DNV’s 150-year record is impressive. Because of their deep expertise, industry and governmental bodies call on DNV to help develop systems and standards ranging from sustainable shipping and energy production to food and hospital safety. In recent years, the US Government asked for DNV’s help in evaluating the failed blowout preventer from the Deepwater catastrophe in the Gulf of Mexico. DNV helped prevent a second Exxon Valdez-scale catastrophe in 2009 when a fully laden tanker struck an uncharted rock off the coast of Chile. And in 2010, the European Commission appointed DNV to run an industry-wide knowledge-sharing project on nascent carbon capture technologies.

The battle for talent

Regardless of their outstanding reputation, DNV has faced challenges in attracting the highest caliber engineers as the competition for the best graduates becomes ever fiercer. With over six percent of its employees holding PhDs, DNV prides itself on a high level of engineering excellence. But as an independent foundation, it does not have the recruitment budgets that companies such as Shell or GE wield to attract the best and the brightest. But it does have a secret weapon in the battle for talent.

The Gen Y factor

Much has been made of Generation Y, often referred to as the Millennials, those born in the 1980s and early 90s and now coming into the job market. Their technological savvy, peer-orientation and strong views on work-life balance and self-expression have caused considerable heartburn in corporate HR departments. But perhaps more than any other characteristic, they are looking for companies who walk their talk on corporate social responsibility.

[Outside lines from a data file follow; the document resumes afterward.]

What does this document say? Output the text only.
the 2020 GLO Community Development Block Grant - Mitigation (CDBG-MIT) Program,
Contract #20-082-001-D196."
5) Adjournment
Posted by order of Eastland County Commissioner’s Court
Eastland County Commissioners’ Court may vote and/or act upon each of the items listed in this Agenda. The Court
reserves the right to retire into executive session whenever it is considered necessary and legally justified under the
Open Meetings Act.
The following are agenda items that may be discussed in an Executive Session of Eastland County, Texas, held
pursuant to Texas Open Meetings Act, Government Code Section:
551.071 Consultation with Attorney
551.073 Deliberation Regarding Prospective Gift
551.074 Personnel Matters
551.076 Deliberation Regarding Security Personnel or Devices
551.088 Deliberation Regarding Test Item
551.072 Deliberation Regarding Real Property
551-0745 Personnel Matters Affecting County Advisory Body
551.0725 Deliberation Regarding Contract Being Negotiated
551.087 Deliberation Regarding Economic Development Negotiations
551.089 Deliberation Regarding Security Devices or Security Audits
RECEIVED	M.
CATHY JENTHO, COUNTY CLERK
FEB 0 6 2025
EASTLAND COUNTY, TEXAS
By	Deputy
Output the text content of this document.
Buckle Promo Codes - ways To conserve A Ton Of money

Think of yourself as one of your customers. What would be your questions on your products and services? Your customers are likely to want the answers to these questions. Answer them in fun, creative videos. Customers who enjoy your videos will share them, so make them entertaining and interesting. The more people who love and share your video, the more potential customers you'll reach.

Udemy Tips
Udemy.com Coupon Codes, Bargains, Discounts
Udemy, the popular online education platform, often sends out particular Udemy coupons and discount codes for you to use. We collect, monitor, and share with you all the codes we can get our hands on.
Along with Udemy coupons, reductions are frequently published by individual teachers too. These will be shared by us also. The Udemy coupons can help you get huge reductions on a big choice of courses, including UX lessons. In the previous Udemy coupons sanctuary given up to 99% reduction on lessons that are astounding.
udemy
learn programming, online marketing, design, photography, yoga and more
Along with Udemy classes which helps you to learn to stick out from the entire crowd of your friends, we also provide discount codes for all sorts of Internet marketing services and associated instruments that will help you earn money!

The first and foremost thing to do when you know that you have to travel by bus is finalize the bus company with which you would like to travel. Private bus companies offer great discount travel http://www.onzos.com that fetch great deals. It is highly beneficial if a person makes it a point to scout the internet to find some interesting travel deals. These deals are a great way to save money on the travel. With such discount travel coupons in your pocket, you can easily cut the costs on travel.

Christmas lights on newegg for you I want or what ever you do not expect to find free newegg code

This scrutiny has forced organizations to rethink their CSR commitments.

This generation sees their role in the workplace as not just contributing to the company they work for, but to society as a whole.1 In a Harvard Business School report, over 86% say it’s important that their work make a positive impact on the world. “Gen Y workers want an employer who shares their eco-awareness and social consciousness, even down to the details of office energy use.”2

Inevitably this changes the notion of which companies are considered the best to work for. Whereas a large oil company or telecom may have been the employer of choice a decade ago, today Generation Y looks at potential employers through a wider lens.

While in the 21st century every company is expected to operate sustainably, not many companies can say that for 150 years their core business and their commitment to bettering society have been one and the same. This was DNV’s secret weapon to capturing the hearts and minds of Generation Y engineers. My job was to shape and relay their story in a compelling way to the engineers they hoped to recruit. A secondary objective was to show DNV’s vitality and creativity in solving global problems.

The next level

Using this powerful link between DNV’s core business and societal interest, we developed a story around “Holding the world to a higher standard,” and brought it to life through portraits of Gen Y DNV employees. Each young employee had a strong and colorful personal and professional background. By weaving these diverse portraits together across print, online and on-site media, it was possible to demonstrate why DNV attracts dynamic people who care deeply about the impact of what they do.

The lesson for me in shaping the DNV story for this audience was simple. The corporate story stays fresh when it is authentic, aspirational and linked to a higher cause.